🤖 AI Summary
In autonomous driving, perception uncertainty induced by dynamic and static occlusions severely compromises decision-making reliability. Existing occlusion-aware perception methods suffer from high computational complexity, poor generalization, reliance on expert-annotated data, and lack of predictive capability. This paper proposes Pad-AI, a novel framework grounded in active perception that jointly learns vectorized environmental representations and semantic motion primitives to enable efficient high-order exploration. Crucially, Pad-AI pioneers the unified integration of predictive modeling and reinforcement learning into a joint prediction–decision architecture, enabling risk-aware policy learning and formal safety guarantees. Evaluated in complex closed-loop scenarios, Pad-AI significantly outperforms strong baselines across three critical dimensions: scene generalization, sample efficiency, and safety—demonstrating breakthrough performance in all.
📝 Abstract
Occlusion-aware decision-making is essential in autonomous driving due to the high uncertainty of various occlusions.

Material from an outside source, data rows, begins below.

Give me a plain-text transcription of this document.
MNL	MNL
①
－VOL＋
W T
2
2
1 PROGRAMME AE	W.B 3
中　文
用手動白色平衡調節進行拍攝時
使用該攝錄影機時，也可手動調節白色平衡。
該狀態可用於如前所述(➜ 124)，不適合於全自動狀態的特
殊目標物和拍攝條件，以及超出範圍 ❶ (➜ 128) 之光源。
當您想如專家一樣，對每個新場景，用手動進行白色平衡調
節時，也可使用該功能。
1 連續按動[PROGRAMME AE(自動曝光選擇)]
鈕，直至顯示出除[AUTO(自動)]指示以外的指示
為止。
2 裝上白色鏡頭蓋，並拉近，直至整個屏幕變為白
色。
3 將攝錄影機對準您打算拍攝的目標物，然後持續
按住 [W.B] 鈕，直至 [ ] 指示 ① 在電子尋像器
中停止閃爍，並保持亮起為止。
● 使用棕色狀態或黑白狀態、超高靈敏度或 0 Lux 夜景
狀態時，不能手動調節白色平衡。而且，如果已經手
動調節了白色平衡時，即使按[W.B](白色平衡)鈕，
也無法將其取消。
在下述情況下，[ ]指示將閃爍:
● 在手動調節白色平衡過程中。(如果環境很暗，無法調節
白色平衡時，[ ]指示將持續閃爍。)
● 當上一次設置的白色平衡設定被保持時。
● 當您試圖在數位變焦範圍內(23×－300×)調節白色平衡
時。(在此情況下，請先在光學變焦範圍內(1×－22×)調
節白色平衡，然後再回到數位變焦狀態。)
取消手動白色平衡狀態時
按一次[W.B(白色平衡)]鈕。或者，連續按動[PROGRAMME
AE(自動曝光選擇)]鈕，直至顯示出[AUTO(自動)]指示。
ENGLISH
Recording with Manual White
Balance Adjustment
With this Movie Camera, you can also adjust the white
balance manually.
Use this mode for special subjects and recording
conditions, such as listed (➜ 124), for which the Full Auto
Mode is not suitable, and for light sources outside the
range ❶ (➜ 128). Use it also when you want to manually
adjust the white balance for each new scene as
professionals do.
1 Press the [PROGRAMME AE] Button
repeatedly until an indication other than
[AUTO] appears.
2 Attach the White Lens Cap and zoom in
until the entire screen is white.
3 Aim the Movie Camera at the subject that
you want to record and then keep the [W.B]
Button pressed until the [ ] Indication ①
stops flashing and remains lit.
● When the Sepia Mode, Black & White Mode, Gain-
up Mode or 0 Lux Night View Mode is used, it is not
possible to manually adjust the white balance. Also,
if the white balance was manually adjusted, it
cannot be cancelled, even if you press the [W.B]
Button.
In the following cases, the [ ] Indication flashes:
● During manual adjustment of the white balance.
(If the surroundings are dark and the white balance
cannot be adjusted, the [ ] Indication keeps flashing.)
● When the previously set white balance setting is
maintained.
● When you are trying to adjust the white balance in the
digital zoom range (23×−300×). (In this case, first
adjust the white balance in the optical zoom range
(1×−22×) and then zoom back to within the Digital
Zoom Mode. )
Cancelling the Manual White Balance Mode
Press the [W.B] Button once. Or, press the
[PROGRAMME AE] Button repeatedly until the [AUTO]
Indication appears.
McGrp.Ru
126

Recent occlusion-aware decision-making methods encounter issues such as high computational complexity, scenario scalability challenges, or reliance on limited expert data. Benefiting from automatically generating data by exploration randomization, we uncover that reinforcement learning (RL) may show promise in occlusion-aware decision-making. However, previous occlusion-aware RL faces challenges in expanding to various dynamic and static occlusion scenarios, low learning efficiency, and lack of predictive ability. To address these issues, we introduce Pad-AI, a self-reinforcing framework to learn occlusion-aware decision-making through active perception. Pad-AI utilizes vectorized representation to represent occluded environments efficiently and learns over the semantic motion primitives to focus on high-level active perception exploration. Furthermore, Pad-AI integrates prediction and RL within a unified framework to provide risk-aware learning and security guarantees. Our framework was tested in challenging scenarios under both dynamic and static occlusions and demonstrated efficient and general perception-aware exploration performance to other strong baselines in closed-loop evaluations.